Nun weiß ich das und trainiere dementsprechend. Ich weiß aber auch, dass Jitte zu den prominenten Opfern von Überinterpretation gehört. Leute, die sich Karate eher selbst zusammenreimen, und es nie richtig (also auch langfristig) von einem – ernsthaft! – guten Karate-Lehrer lernten, sind meist die Täter.

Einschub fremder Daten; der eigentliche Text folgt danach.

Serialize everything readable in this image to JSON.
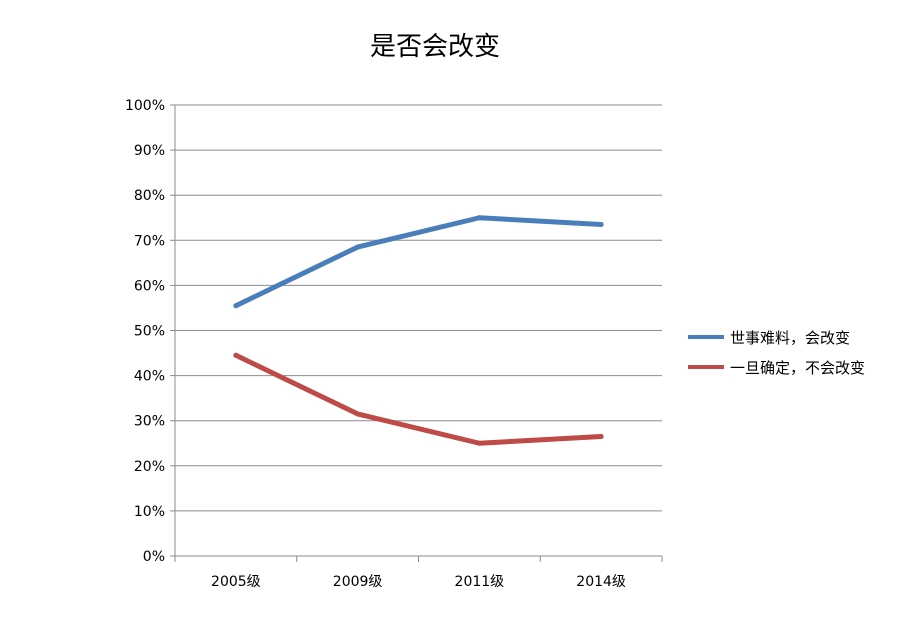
{
  "chart_data": {
    "type": "line",
    "title": "是否会改变",
    "categories": [
      "2005级",
      "2009级",
      "2011级",
      "2014级"
    ],
    "y_ticks": [
      "0%",
      "10%",
      "20%",
      "30%",
      "40%",
      "50%",
      "60%",
      "70%",
      "80%",
      "90%",
      "100%"
    ],
    "ylim": [
      0,
      100
    ],
    "grid": true,
    "legend_position": "right",
    "series": [
      {
        "name": "世事难料，会改变",
        "color": "#4a7ebb",
        "values": [
          55.5,
          68.5,
          75,
          73.5
        ]
      },
      {
        "name": "一旦确定，不会改变",
        "color": "#be4b48",
        "values": [
          44.5,
          31.5,
          25,
          26.5
        ]
      }
    ]
  }
}
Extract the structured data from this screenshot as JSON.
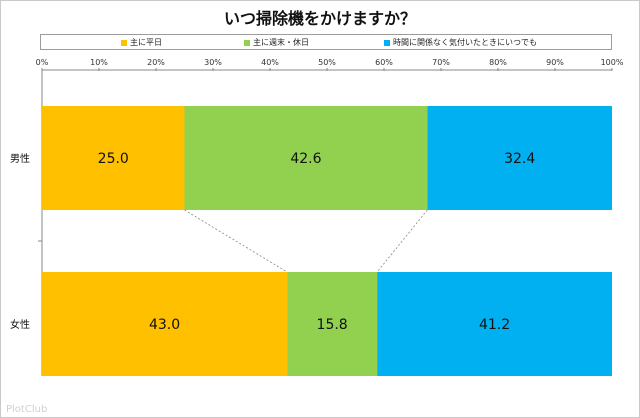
{
  "chart_data": {
    "type": "bar",
    "stacked_percent": true,
    "orientation": "horizontal",
    "title": "いつ掃除機をかけますか？",
    "categories": [
      "男性",
      "女性"
    ],
    "series": [
      {
        "name": "主に平日",
        "color": "#ffc000",
        "values": [
          25.0,
          43.0
        ]
      },
      {
        "name": "主に週末・休日",
        "color": "#92d050",
        "values": [
          42.6,
          15.8
        ]
      },
      {
        "name": "時間に関係なく気付いたときにいつでも",
        "color": "#00b0f0",
        "values": [
          32.4,
          41.2
        ]
      }
    ],
    "xlim": [
      0,
      100
    ],
    "x_ticks": [
      "0%",
      "10%",
      "20%",
      "30%",
      "40%",
      "50%",
      "60%",
      "70%",
      "80%",
      "90%",
      "100%"
    ],
    "legend_position": "top",
    "series_lines": true
  },
  "watermark": "PlotClub"
}
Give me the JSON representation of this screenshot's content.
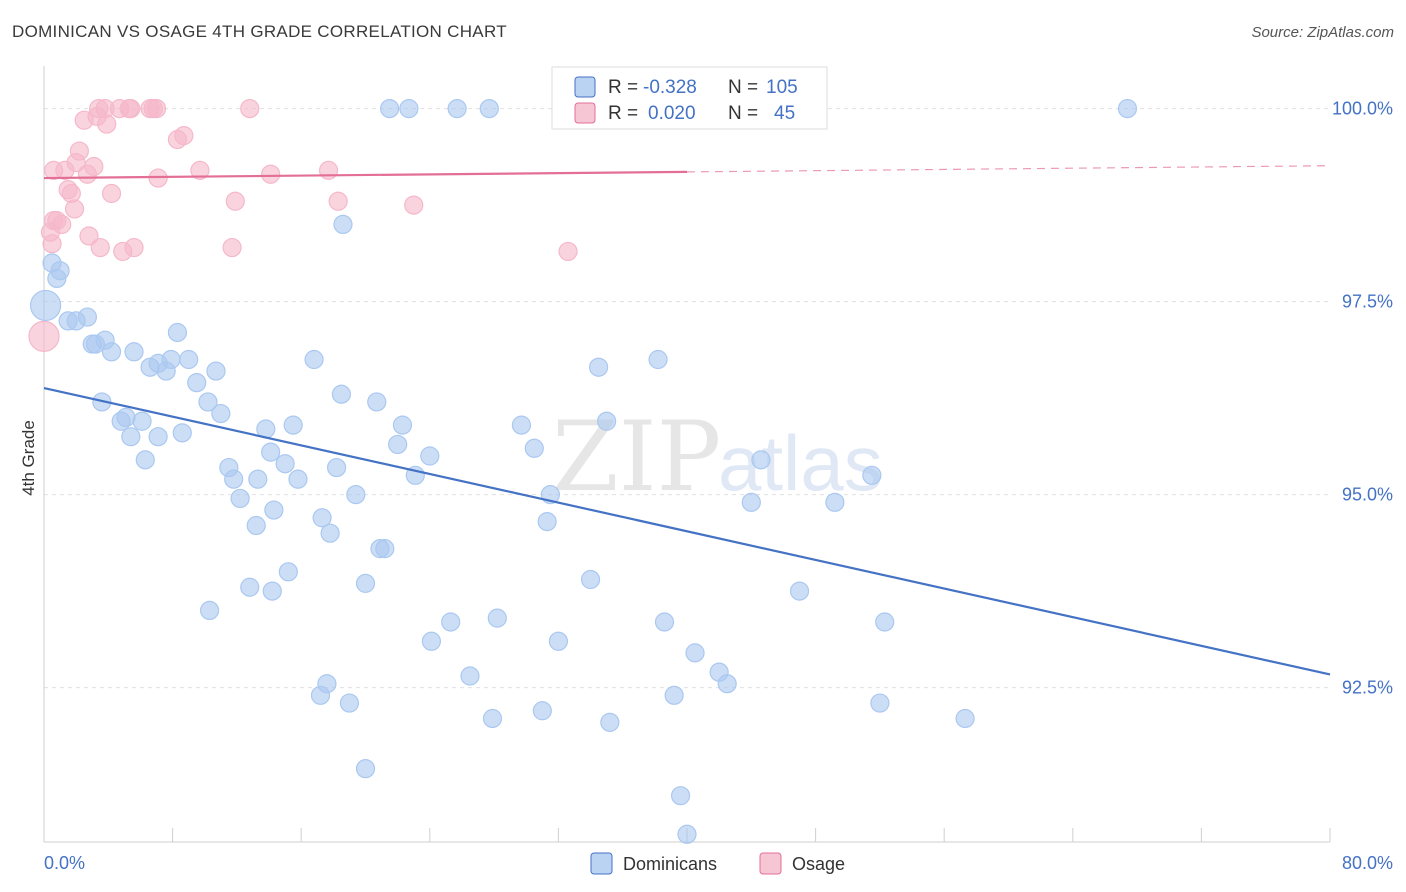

Mein persönlicher Spitzenreiter einer solchen Überinterpretation im Karate ist die Aussage, dass Jitte eine Kata sei, die „früher“ oder „ursprünglich“ mit einem Kampfstock ausgeführt wurde. Mit anderen Worten soll (!) Jitte also den Umgang mit dem Stock gelehrt haben. Dass die Überinterpreten keine einzige Quelle von „früher“ vorweisen können, in der diese „ursprüngliche“ Ausführung mit Stock belegt wird, scheint niemanden zu stören.
Einige „Experten“ teilten ihre überinterpretierten „Stock-Jitte“ mit dem Internet (Foto und Film). Erheiternd finde ich jede einzelne davon, die ich bislang sah. Selbstverständlich ist Jitte keine Stock-Kata, der der Stock abhandenkam. Zwei allgemeine Probleme, die damit einhergehen, möchte ich kurz benennen:
- Shōtōkan-Ryū verfügt bereits über eigene Kata mit dem Stock, d. h. es besteht gar keine Notwendigkeit, eine dazu zu basteln.
- Egami Shigeru Sensei empfahl, die unbewaffneten Kata mit der Vorstellung einen Stock zu halten oder tatsächlich mit einem Stock in den Händen auszuführen. Seine Empfehlung bezieht sich auf alle Kata, besagt aber nicht, dass der Übende dadurch den Umgang mit dem Stock erlernt.